Ashley shrugged. “There was a big dent in his head. The milk was pink from the blood. But I suppose they’ll have to wait for the autopsy to know for sure.”
Law & Order has much to answer for. The young seem to know a great deal about the processes of criminal investigations. “A big dent in his head,” I repeated. “Well. It’s unlikely that Mr. Staples opened the tank hatch, smacked his head against the rim, and fell into the tank, isn’t it?”
“Golly,” Penelope said. “Who knew dairies were so dangerous?”
Her daughter looked at her with affectionate contempt. “Gee, Mom. Maybe it was, like, murder. D’ya think?”
“DEATH of a milk inspector,” Joe said. “It sure sounds like murder to me.”
We were back at the clinic. The pony Sunny rambled painfully around our indoor arena, which has a soft floor of sand, shavings, and recycled rubber. She would have one thin flake of very dry hay twice a day for the next two weeks and all the water she could drink. I wanted to knock at least one hundred pounds from that pudgy frame. As I had thought, the X-ray of the left fore revealed a slight rotation of the coffin bone, and as soon as the inflammation in the hooves died down, our farrier would begin the slow process of resh
aping the hoof. With luck, she’d be sound for light hacking, but only time would tell.
Lincoln was at my side, keeping a sapient eye on the pony’s behavior. We have three horses of our own: Ally’s Tracker, Andrew, my elderly Quarterhorse, and a Shetland named simply Pony. Horses are herd animals, and they prosper only in the company of others. As Sunny became more comfortable, she would join the others for company. For now, Lincoln himself was on the job. From the way she bared her teeth at the collie, she didn’t see it as a privilege.
“Murder, indeed.” I turned my attention from the pony’s problems to those of the late milk inspector, Melvin Staples. We had done all we could for the pony. Now it was time to do what we could for the deceased.
“He didn’t drown without help,” a voice behind me said.

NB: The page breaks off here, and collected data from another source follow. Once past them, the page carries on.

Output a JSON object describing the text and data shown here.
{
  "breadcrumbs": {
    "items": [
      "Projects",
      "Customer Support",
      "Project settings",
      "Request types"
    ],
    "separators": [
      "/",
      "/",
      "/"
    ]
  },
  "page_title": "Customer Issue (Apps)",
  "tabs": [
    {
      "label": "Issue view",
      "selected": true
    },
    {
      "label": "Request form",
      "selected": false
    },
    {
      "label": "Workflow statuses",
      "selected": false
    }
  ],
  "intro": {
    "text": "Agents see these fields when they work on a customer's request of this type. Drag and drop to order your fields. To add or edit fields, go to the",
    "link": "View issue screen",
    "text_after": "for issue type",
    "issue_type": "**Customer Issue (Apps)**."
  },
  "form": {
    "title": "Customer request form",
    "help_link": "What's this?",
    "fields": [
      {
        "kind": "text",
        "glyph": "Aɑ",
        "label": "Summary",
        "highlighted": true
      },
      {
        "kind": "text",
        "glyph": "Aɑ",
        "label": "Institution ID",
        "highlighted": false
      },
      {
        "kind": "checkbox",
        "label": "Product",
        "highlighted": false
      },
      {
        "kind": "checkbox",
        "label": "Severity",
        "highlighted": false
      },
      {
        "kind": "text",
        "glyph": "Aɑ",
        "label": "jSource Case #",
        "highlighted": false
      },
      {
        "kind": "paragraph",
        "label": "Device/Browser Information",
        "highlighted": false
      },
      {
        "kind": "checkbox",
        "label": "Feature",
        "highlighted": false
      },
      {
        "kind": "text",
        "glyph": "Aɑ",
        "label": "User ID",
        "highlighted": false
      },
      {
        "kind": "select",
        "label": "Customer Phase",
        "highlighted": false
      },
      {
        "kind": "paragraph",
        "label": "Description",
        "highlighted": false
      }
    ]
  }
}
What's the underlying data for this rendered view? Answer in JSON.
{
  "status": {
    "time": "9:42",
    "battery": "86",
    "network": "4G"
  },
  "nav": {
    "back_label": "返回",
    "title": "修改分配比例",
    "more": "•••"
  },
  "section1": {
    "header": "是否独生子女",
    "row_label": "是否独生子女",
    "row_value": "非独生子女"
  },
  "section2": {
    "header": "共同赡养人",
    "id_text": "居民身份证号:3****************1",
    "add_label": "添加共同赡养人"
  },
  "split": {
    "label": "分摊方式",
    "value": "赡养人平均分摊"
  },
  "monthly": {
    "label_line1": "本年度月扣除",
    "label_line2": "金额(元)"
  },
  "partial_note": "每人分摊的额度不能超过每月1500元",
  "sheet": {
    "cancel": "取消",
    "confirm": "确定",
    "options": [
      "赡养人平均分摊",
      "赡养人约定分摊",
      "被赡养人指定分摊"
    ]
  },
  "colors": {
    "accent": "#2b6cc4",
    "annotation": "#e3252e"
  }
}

I turned to see Simon Provost leaning against the arena wall, arms folded across his chest. The Summersville chief of detectives is a man of modest demeanor and a deceptively mild expression. I greeted him with pleasure.
“Simon! I had intended to look you up. And here you are. This is fortuitous.”
“You got a minute, Doc?”
“I do,” I said cordially. “Shall we repair to the office?”
I had purchased the thirty-acre farm called Sunny Skies some forty years ago, when I had first come to Cornell as an associate professor. The barns, the indoor arena, and the paddocks were the primary attraction. It was only upon my marriage that the house and gardens began to flourish into the comfortable place that they are today, under the attentions of my wife. The outbuildings have always been splendid. The barn has twelve stalls, attached at an L to the large indoor arena. The clinic is housed in the former tack room. It is well, if modestly, equipped. There is a small office, where I receive the occasional client, a room and a toilet in back, where Joe makes his quarters, and a operating-cum-examination room with a clinic chemical analyzer, an X-ray machine, and various other necessities I picked up as Cornell shed equipment outdated for its purposes.